The specialty publishing company Hippocampus Press will take my first novel THE WITCH AT SPARROW CREEK to print in 2015. This was such terrific news. My editor S.T. Joshi has helped to shape this book over the past several years and he has been incredibly supportive of the novel. There were many other folks who have read earlier version of the book and helped me to keep going.
Title: The Witch at Sparrow Creek: A Jim Falk Novel
This novel is the first in a series to follow James Falk. The figure of Jim Falk is an almost immediately recognizable archetype whose stunted character and horror-ridden childhood make him accessible and nuanced. His tales are meant to be expanded and serialized. The fuller world that Jim and his emerging companions live in will be revealed throughout a pilot trilogy. The working title of the sequel to this novel is – The Angel in the Wyddr: A Jim Falk Novel.
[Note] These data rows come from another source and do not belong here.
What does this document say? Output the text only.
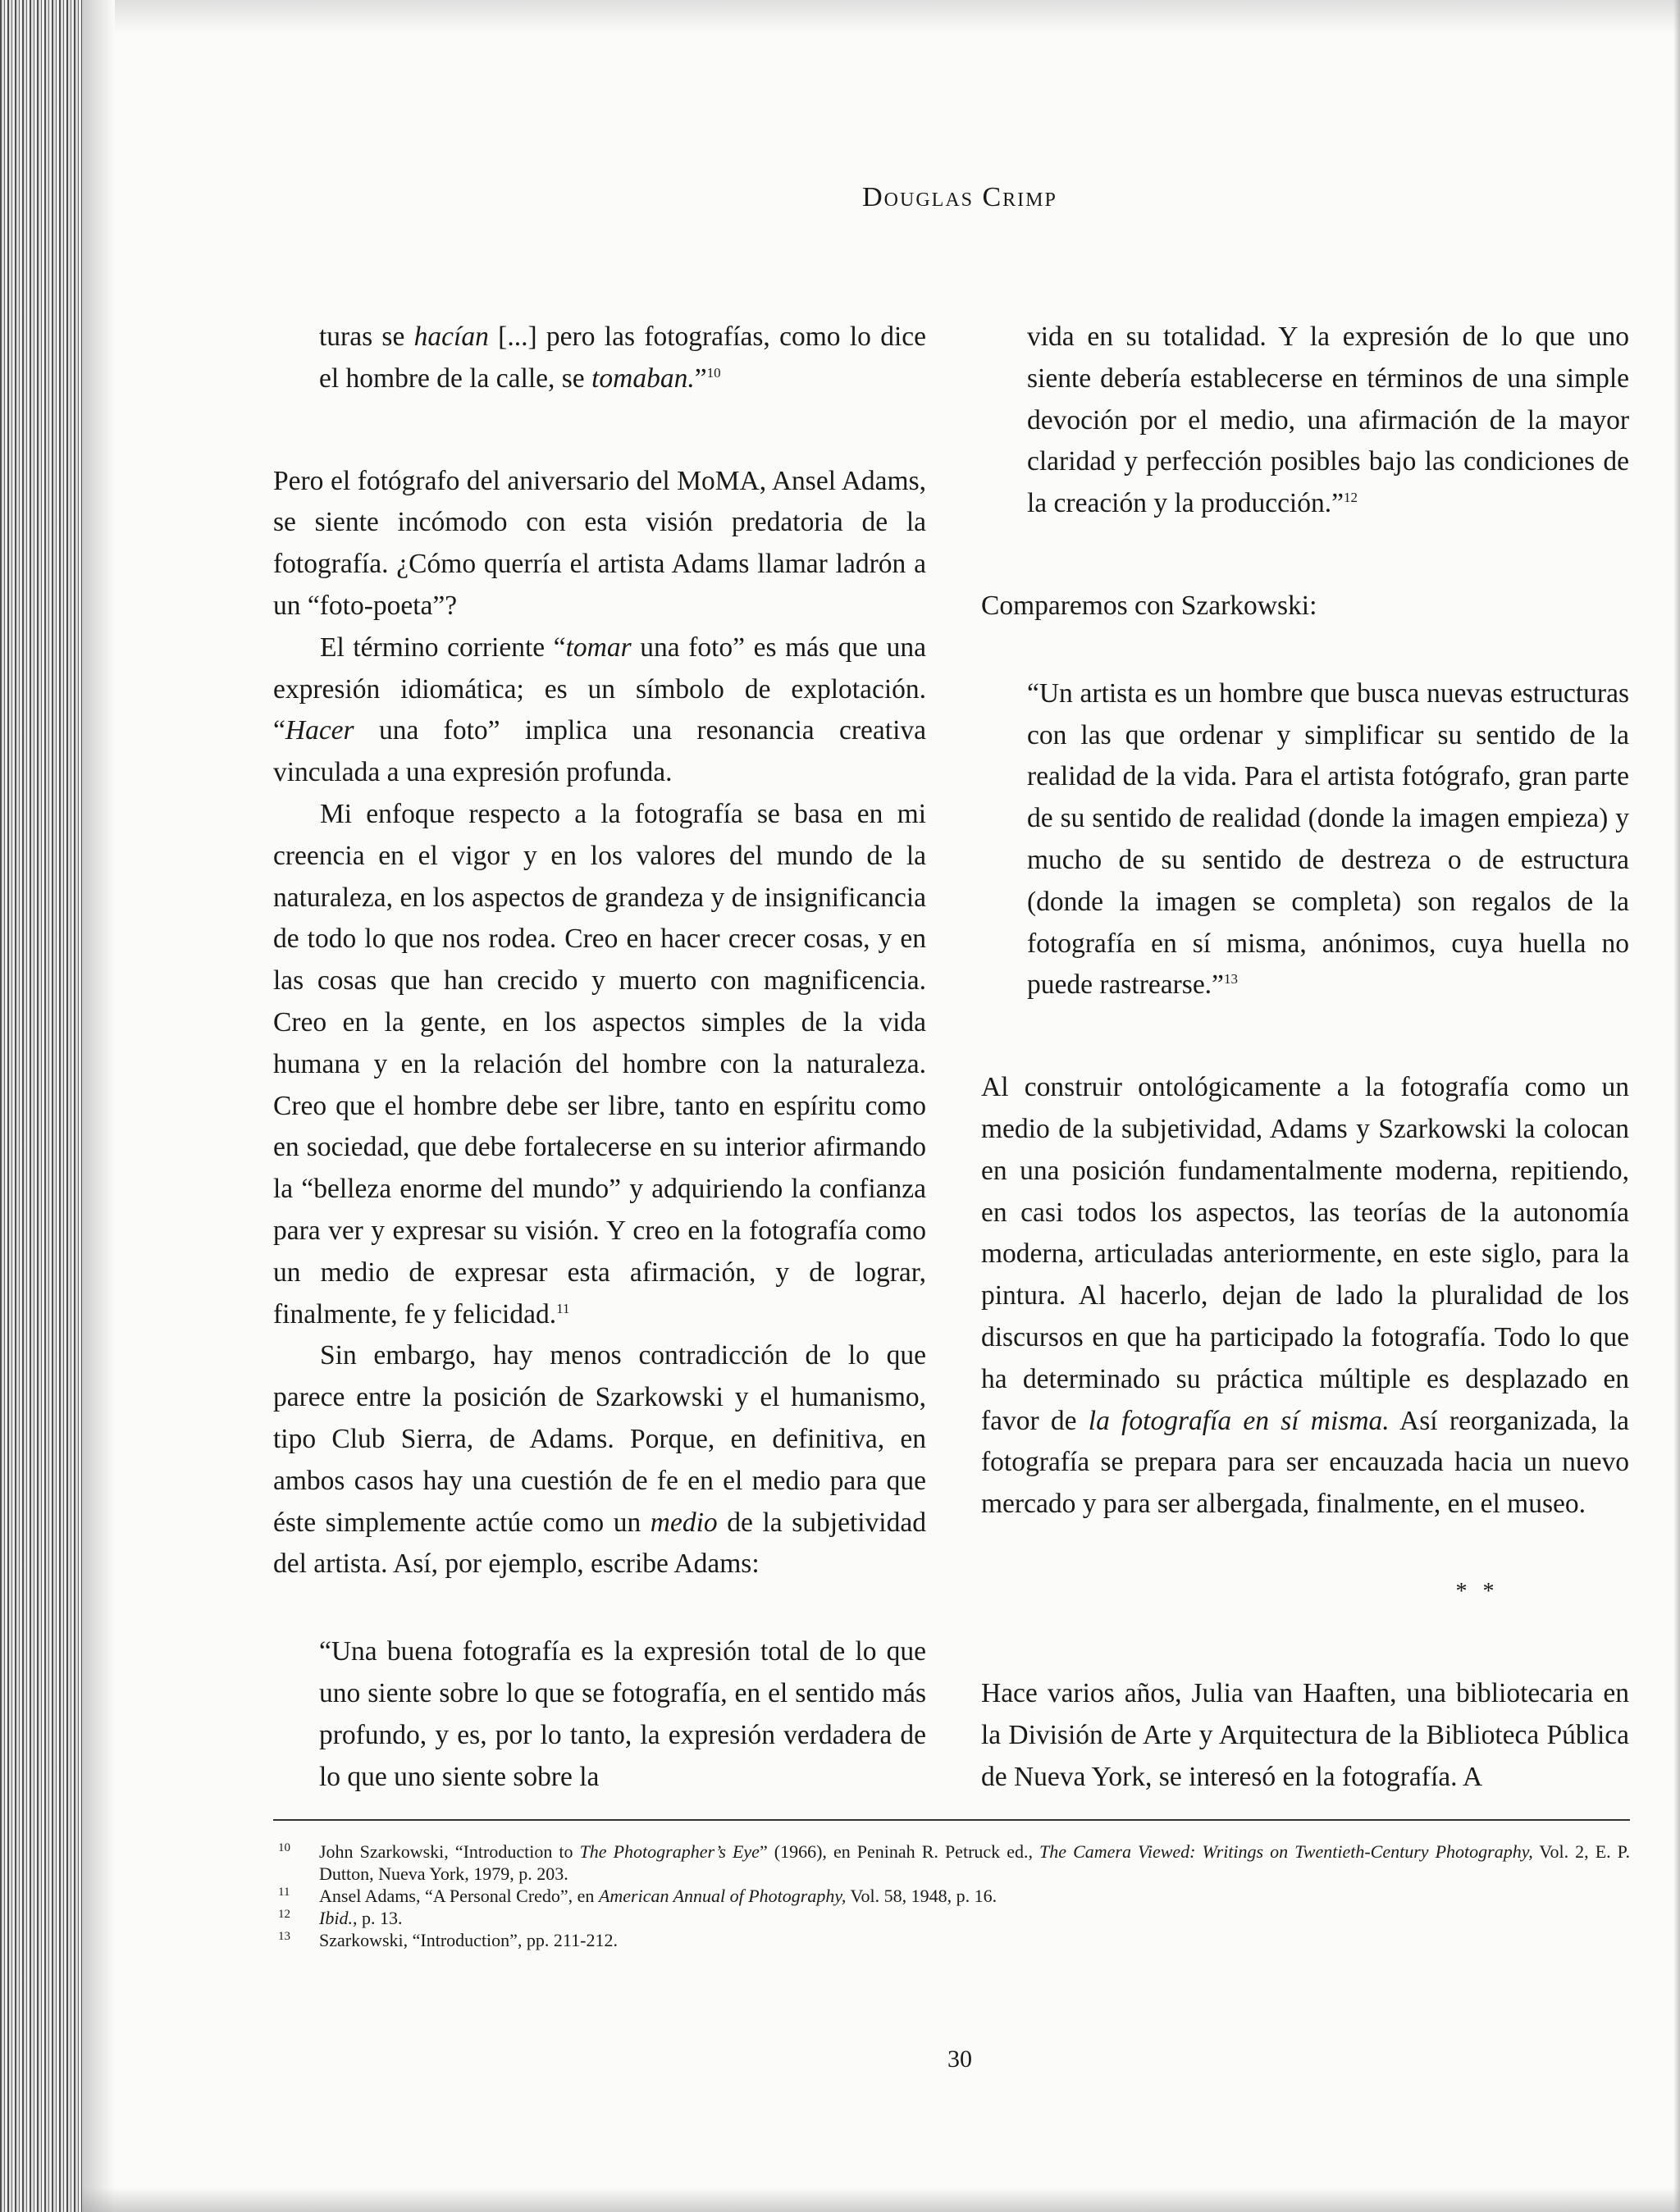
Douglas Crimp

turas se hacían [...] pero las fotografías, como lo dice el hombre de la calle, se tomaban.”$^{10}$

Pero el fotógrafo del aniversario del MoMA, Ansel Adams, se siente incómodo con esta visión predatoria de la fotografía. ¿Cómo querría el artista Adams llamar ladrón a un “foto-poeta”?

El término corriente “tomar una foto” es más que una expresión idiomática; es un símbolo de explotación. “Hacer una foto” implica una resonancia creativa vinculada a una expresión profunda.

Mi enfoque respecto a la fotografía se basa en mi creencia en el vigor y en los valores del mundo de la naturaleza, en los aspectos de grandeza y de insignificancia de todo lo que nos rodea. Creo en hacer crecer cosas, y en las cosas que han crecido y muerto con magnificencia. Creo en la gente, en los aspectos simples de la vida humana y en la relación del hombre con la naturaleza. Creo que el hombre debe ser libre, tanto en espíritu como en sociedad, que debe fortalecerse en su interior afirmando la “belleza enorme del mundo” y adquiriendo la confianza para ver y expresar su visión. Y creo en la fotografía como un medio de expresar esta afirmación, y de lograr, finalmente, fe y felicidad.$^{11}$

Sin embargo, hay menos contradicción de lo que parece entre la posición de Szarkowski y el humanismo, tipo Club Sierra, de Adams. Porque, en definitiva, en ambos casos hay una cuestión de fe en el medio para que éste simplemente actúe como un medio de la subjetividad del artista. Así, por ejemplo, escribe Adams:

“Una buena fotografía es la expresión total de lo que uno siente sobre lo que se fotografía, en el sentido más profundo, y es, por lo tanto, la expresión verdadera de lo que uno siente sobre la

vida en su totalidad. Y la expresión de lo que uno siente debería establecerse en términos de una simple devoción por el medio, una afirmación de la mayor claridad y perfección posibles bajo las condiciones de la creación y la producción.”$^{12}$

Comparemos con Szarkowski:

“Un artista es un hombre que busca nuevas estructuras con las que ordenar y simplificar su sentido de la realidad de la vida. Para el artista fotógrafo, gran parte de su sentido de realidad (donde la imagen empieza) y mucho de su sentido de destreza o de estructura (donde la imagen se completa) son regalos de la fotografía en sí misma, anónimos, cuya huella no puede rastrearse.”$^{13}$

Al construir ontológicamente a la fotografía como un medio de la subjetividad, Adams y Szarkowski la colocan en una posición fundamentalmente moderna, repitiendo, en casi todos los aspectos, las teorías de la autonomía moderna, articuladas anteriormente, en este siglo, para la pintura. Al hacerlo, dejan de lado la pluralidad de los discursos en que ha participado la fotografía. Todo lo que ha determinado su práctica múltiple es desplazado en favor de la fotografía en sí misma. Así reorganizada, la fotografía se prepara para ser encauzada hacia un nuevo mercado y para ser albergada, finalmente, en el museo.

* *

Hace varios años, Julia van Haaften, una bibliotecaria en la División de Arte y Arquitectura de la Biblioteca Pública de Nueva York, se interesó en la fotografía. A

10 John Szarkowski, “Introduction to The Photographer’s Eye” (1966), en Peninah R. Petruck ed., The Camera Viewed: Writings on Twentieth-Century Photography, Vol. 2, E. P. Dutton, Nueva York, 1979, p. 203.
11 Ansel Adams, “A Personal Credo”, en American Annual of Photography, Vol. 58, 1948, p. 16.
12 Ibid., p. 13.
13 Szarkowski, “Introduction”, pp. 211-212.
30
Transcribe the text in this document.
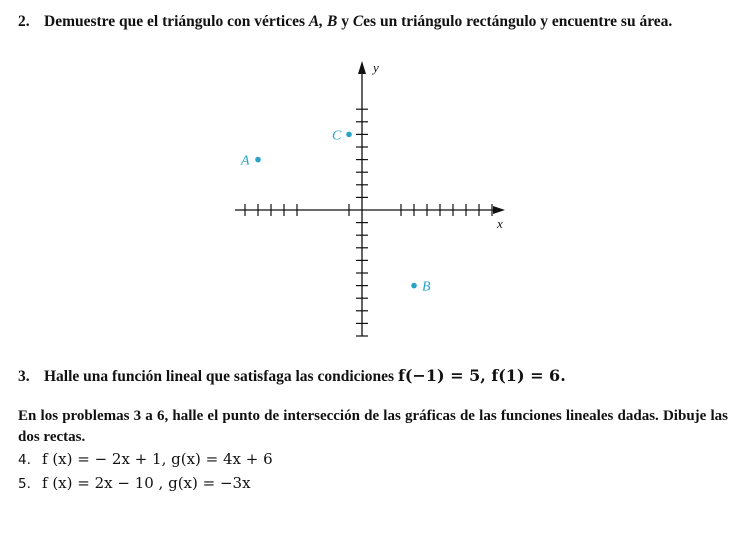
2. Demuestre que el triángulo con vértices A, B y Ces un triángulo rectángulo y encuentre su área.
x
y
A
B
C
3. Halle una función lineal que satisfaga las condiciones f(−1) = 5, f(1) = 6.
En los problemas 3 a 6, halle el punto de intersección de las gráficas de las funciones lineales dadas. Dibuje las dos rectas.
4. f (x) = − 2x + 1, g(x) = 4x + 6
5. f (x) = 2x − 10 , g(x) = −3x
The novel was originally inspired by the compilation book Appalachian Ghost Stories and Other Tales, and another by the same editor, James Gay Jones. Jones gathered weird, supernatural folk tales from his native state West Virginia. While these stories were not adventure stories, they ignited my imagination toward writing a book set in a misty, legendary Appalachia. Incidentally, Appalachian Ghost Stories and Other Tales was a book that a friend of mine and I had stolen from a local library when I was a teenager, later I would marry the niece of the author, never making the connection until I saw the book on her father’s shelf. (Yes, that really happened.)
This book is not intended to fit in with the many more commercial novels that stock the shelves and the digital book world today. Those books are great reads and have so many imaginative, entertaining, and rich worlds to offer, but they are in their essence all cut from recognizable molds. This novel, while it has emerged from those same dreamy architectures from which all stories arise, is older craftsmanship attempting to stretch and break into new forms.
My influences as a writer include (and this is by no means an exhaustive list) Robert E. Howard, C.S. Lewis, Lord Dunsany, Phillip K. Dick, and Richard Brautigan. I love these authors because the writing is not only adventurous, but the themes, language, and subject matter of their works always knocked at the shimmering shell of something unknown, murky, and transcendent.
What might truly catch readers’ imaginations can often be something that cannot be said – a “thing” that leaps away from definition, or seems like plain faced nonsense. Pick up a Grimm’s Fairy Tale compendium and you will see repetitions upon repetitions of nonsense. The familiar becoming unfamiliar is what creates endurance for these tales and allows them to breathe and grow and exist through the years. It’s a big thing to reach for, but with such influences, I felt that to be truthful in my fiction, I needed to stick to beautiful older traditions, voices, and ways of storytelling.
At the same time, it’s 2015. There are so many energized ideas zipping about and new ways that readers can engage with stories that I wanted to try to write with a more clipped pace. What you’ll find in the pages of my book (hopefully) is a poetic and frightening adventure story that presses forward without apology or hand-holding through blind turns, teeth, and wild beauty. Hope you like it!